Increase the number of iterations (max_iter) or scale the data as shown in:
    https://scikit-learn.org/stable/modules/preprocessing.html
Please also refer to the documentation for alternative solver options:
    https://scikit-learn.org/stable/modules/linear_model.html#logistic-regression
  n_iter_i = _check_optimize_result(


- Train dataset on logistic regression and predict on unseen data(Test). Model is not converging based on the warning above. Adding 'max_iter', so the model would run multiple times and reach convergence would help fix the warning
- Train dataset on MLPClassifier and Predict on unseen data(Test), two hidden layers, with 10 and 5 neurons each and 5000 iteration limit.

# Evaluation Metrics

In [29]:
# Calculate accuracy, precision, recall & F1 score for logistics
accuracy_log = accuracy_score(y_test, y_pred_log)
precision_log = precision_score(y_test, y_pred_log)
recall_log = recall_score(y_test, y_pred_log)
f1_score_log = f1_score(y_test, y_pred_log)

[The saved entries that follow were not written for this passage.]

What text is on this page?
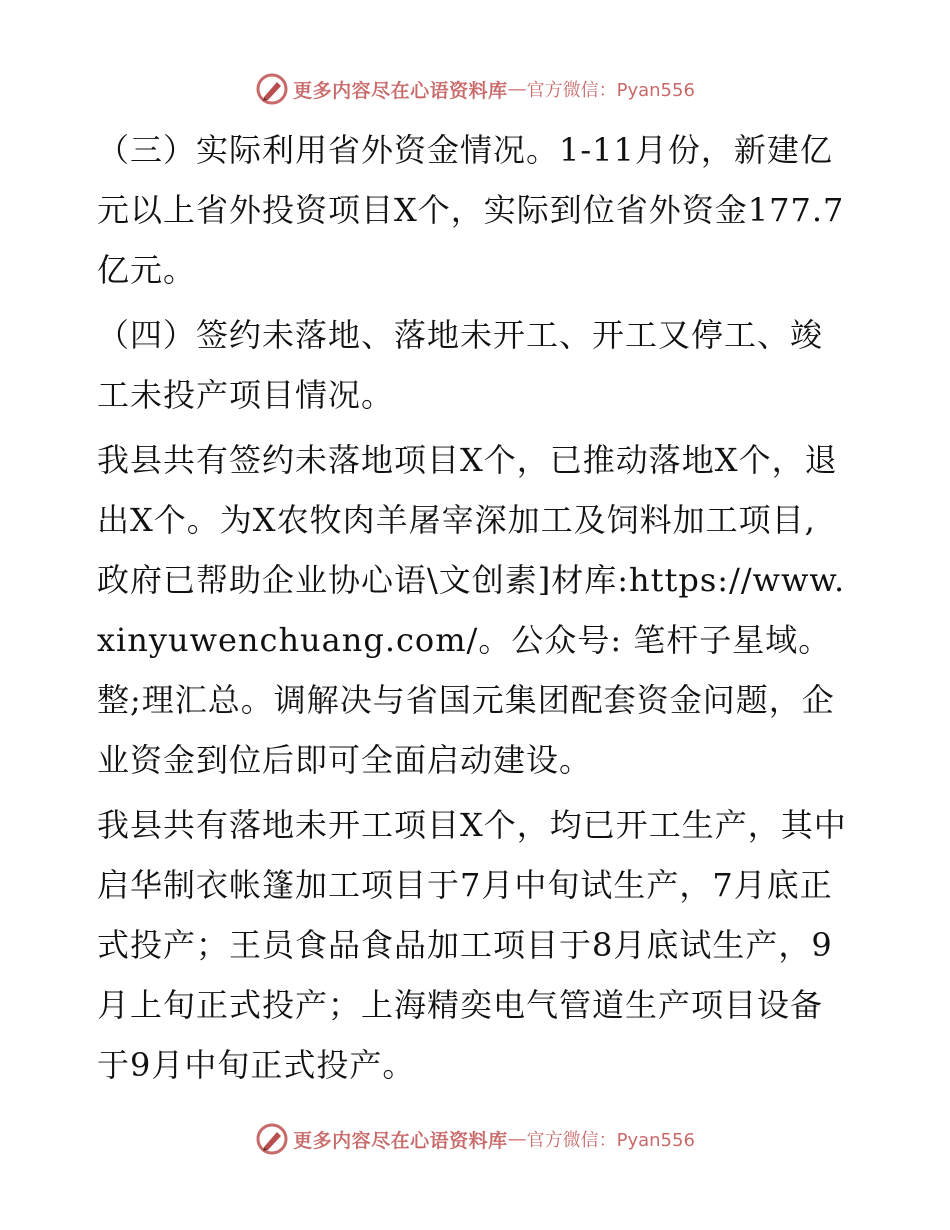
更多内容尽在心语资料库 — 官方微信：Pyan556

（三）实际利用省外资金情况。1-11月份，新建亿元以上省外投资项目X个，实际到位省外资金177.7亿元。

（四）签约未落地、落地未开工、开工又停工、竣工未投产项目情况。

我县共有签约未落地项目X个，已推动落地X个，退出X个。为X农牧肉羊屠宰深加工及饲料加工项目,政府已帮助企业协心语\文创素]材库:https://www.xinyuwenchuang.com/。公众号: 笔杆子星域。整;理汇总。调解决与省国元集团配套资金问题，企业资金到位后即可全面启动建设。

我县共有落地未开工项目X个，均已开工生产，其中启华制衣帐篷加工项目于7月中旬试生产，7月底正式投产；王员食品食品加工项目于8月底试生产，9月上旬正式投产；上海精奕电气管道生产项目设备于9月中旬正式投产。

更多内容尽在心语资料库 — 官方微信：Pyan556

# Calculate accuracy, precision, recall & F1 score for neural network
accuracy_mlp = accuracy_score(y_test, y_pred_mlp)
precision_mlp = precision_score(y_test, y_pred_mlp)
recall_mlp = recall_score(y_test, y_pred_mlp)
f1_score_mlp = f1_score(y_test, y_pred_mlp)

# Print Values for both MLP and Logistics
print('Logistic Regression Metrics:')
print(f'Accuracy: {accuracy_log:.2f}')
print(f'Precision: {precision_log:.2f}')
print(f'Recall: {recall_log:.2f}')
print(f'F1 Score: {f1_score_log:.2f}')

print('\nNeural Network Metrics:')
print(f'Accuracy: {accuracy_mlp:.2f}')
print(f'Precision: {precision_mlp:.2f}')
print(f'Recall: {recall_mlp:.2f}')
print(f'F1 Score: {f1_score_mlp:.2f}')

Logistic Regression Metrics:
Accuracy: 0.90
Precision: 0.81
Recall: 0.45
F1 Score: 0.58

Neural Network Metrics:
Accuracy: 0.90
Precision: 0.81
Recall: 0.46
F1 Score: 0.59


Here the metrics for each model, **Accuracy** for how often the model predicted correctly, **Precision** how often did the model actually catch true classes that are actually false, **Recall** for how many true catches were actually true and **F1 score** for the balance between Precision and Recall.

## Comparison and Analysis

Both **Logistic Regression** and the **Neural Network** had the same **accuracy (90%)** and **precision (81%)**, meaning they were equally good at predicting positives correctly. However, the **Neural Network slightly outperformed** Logistic Regression in **recall (46% vs 45%)** and **F1 score (0.59 vs 0.58)**. This means it was a bit better at identifying actual positives. The F1 score balances precision and recall, so a higher F1 shows slightly better overall performance. While both models are close, the Neural Network edges out as the better model for this classification task.